Q:Hi Scott,
I have a major concern with this guy I’ve been dating for the past six months, and living with for the past two. I am a divorced woman of four years, who is ready to commit again.
My boyfriend on the other hand, seems to be bitter towards his ex-wife of two years. Unfortunately, I don’t really know all of the details of what happened to cause the divorce. And, I’m not sure I want to know!
He is a really friendly, outgoing, caring person, which is why I fell in love with him. He tells me he loves me too, and at times I feel it to be sincere.
But at other times, I feel as though I am a “pass time” for him. I have tried on many occasions to let him know how I feel, and he always just apologizes for being distant, and asks me to please not give up on him.
There are a couple of things that lack in our relationship, one being that we aren’t intimate very often. When we first got together I felt like a “tramp” because I was the first to initiate intimacy.

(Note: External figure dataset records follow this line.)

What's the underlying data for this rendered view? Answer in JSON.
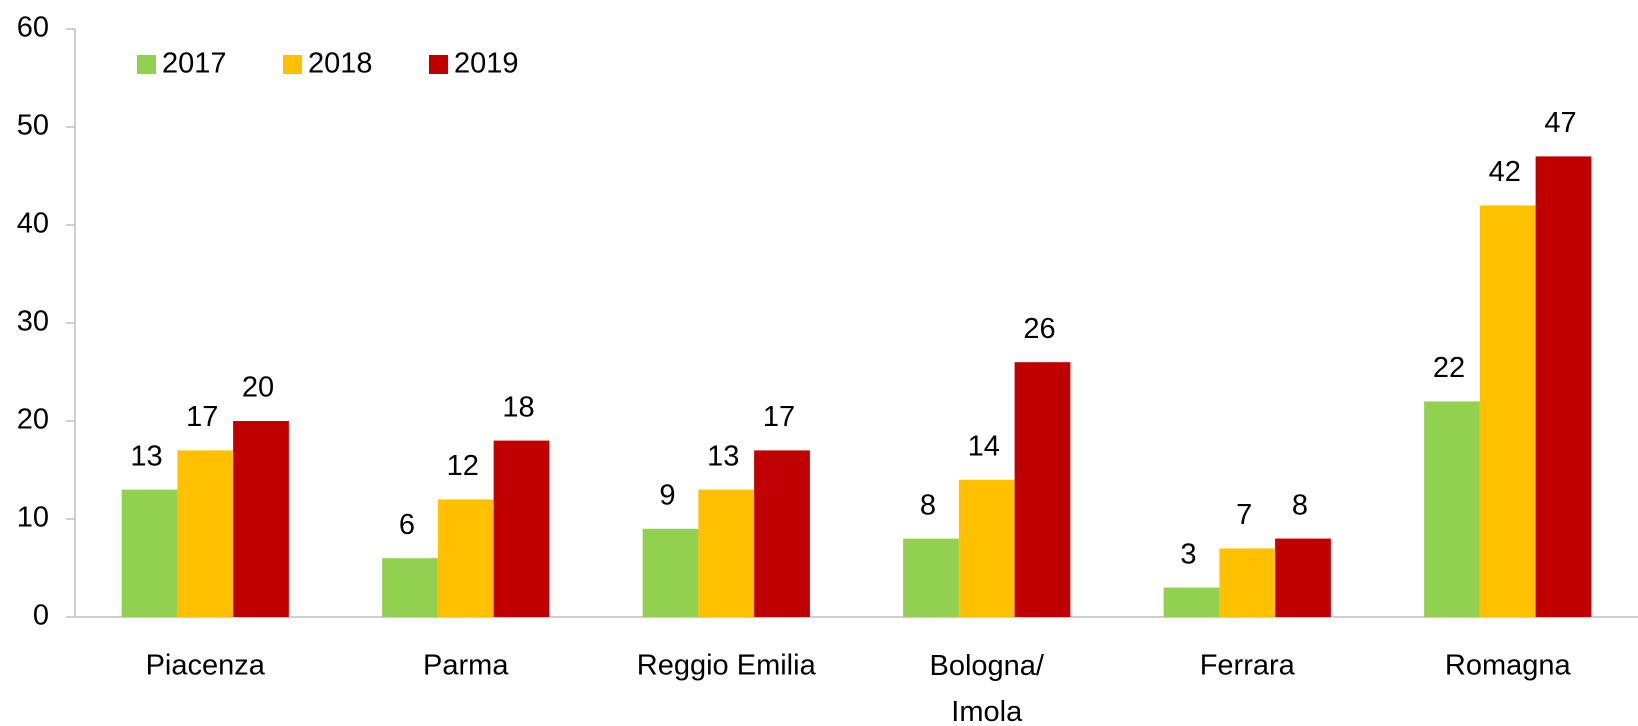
{
  "chart_data": {
    "type": "bar",
    "categories": [
      "Piacenza",
      "Parma",
      "Reggio Emilia",
      "Bologna/ Imola",
      "Ferrara",
      "Romagna"
    ],
    "series": [
      {
        "name": "2017",
        "color": "#92d050",
        "values": [
          13,
          6,
          9,
          8,
          3,
          22
        ]
      },
      {
        "name": "2018",
        "color": "#ffc000",
        "values": [
          17,
          12,
          13,
          14,
          7,
          42
        ]
      },
      {
        "name": "2019",
        "color": "#c00000",
        "values": [
          20,
          18,
          17,
          26,
          8,
          47
        ]
      }
    ],
    "ylim": [
      0,
      60
    ],
    "yticks": [
      0,
      10,
      20,
      30,
      40,
      50,
      60
    ],
    "grid": false,
    "legend": "top-left"
  }
}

At first he would avoid the situation by telling me he had to leave or some excuse of that sort. When I finally got tired I confronted him and he told me it wasn’t the right time.
Well, let me tell you it was a blow to my ego, for a while I thought it was because of me. I have been with a couple of men, and might I add, they have been better looking than my boyfriend now. I have never struggled with a man not wanting to be intimate with me.

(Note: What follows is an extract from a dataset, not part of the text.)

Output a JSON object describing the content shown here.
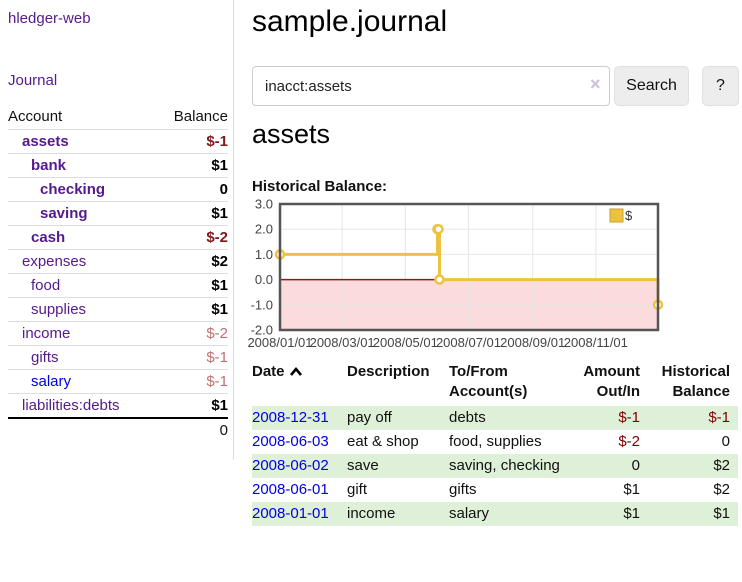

Well, about two months ago when he finally moved in, it happened. And because of how I feel for him it was the most wonderful experience I’ve had.
But since then I would say it has only happened two or three times more. I know that it is not the most important thing in a relationship, but for me it is a big part.
I’ve tried to rationalize the situation, asking if he’s completely straight, if he has some sort of disease I should be aware of, even asked if he had someone else. I am not sure if I am over-reacting and just need to give him time.
I have a gut feeling he is still either hung up on his ex-wife or so bitter towards her, so he can’t completely commit to another woman. It would be easier for me to end the relationship if he wouldn’t tell me he loves me so often, and if we didn’t get along so well (outside of the bedroom).
I also failed to mention that I am the second woman (besides his wife) to meet his parents.
A male point of view might help!
SCOTT: I agree with you. Sex may not be everything, but it’s still very important. Ultimately, it’s what separates intimate relationships from platonic ones!
I usually try not to generalize (for the most part) but it is unusual for the male in the relationship to have the lower sex drive, and when it does occur, it can be due to a number of factors. Let’s look at a few.
From what you said, one possibility could be a preoccupation with his previous relationship. That would distract him from his relationship with you.
How about any medications? A number of prescription drugs cause sexual dysfunction. Antidepressants, for example, cause sexual side effects in 40% of those who take them. That’s a lot.
Or maybe he could be diabetic. Diabetes also affects a lot of men sexually.
You know, we could analyze and diagnose him until the cows come home and leave again, but he’s the one who’ll essentially need to be interested in knowing why he’s not interested in sex to really get the bottom of it.
Sex is important, but communication is too.
Keep the conversation going because other than the physical deficiency, you’ve got a good thing going. Just try to get him to be more communicative, because the physical aspect of the relationship really does matter.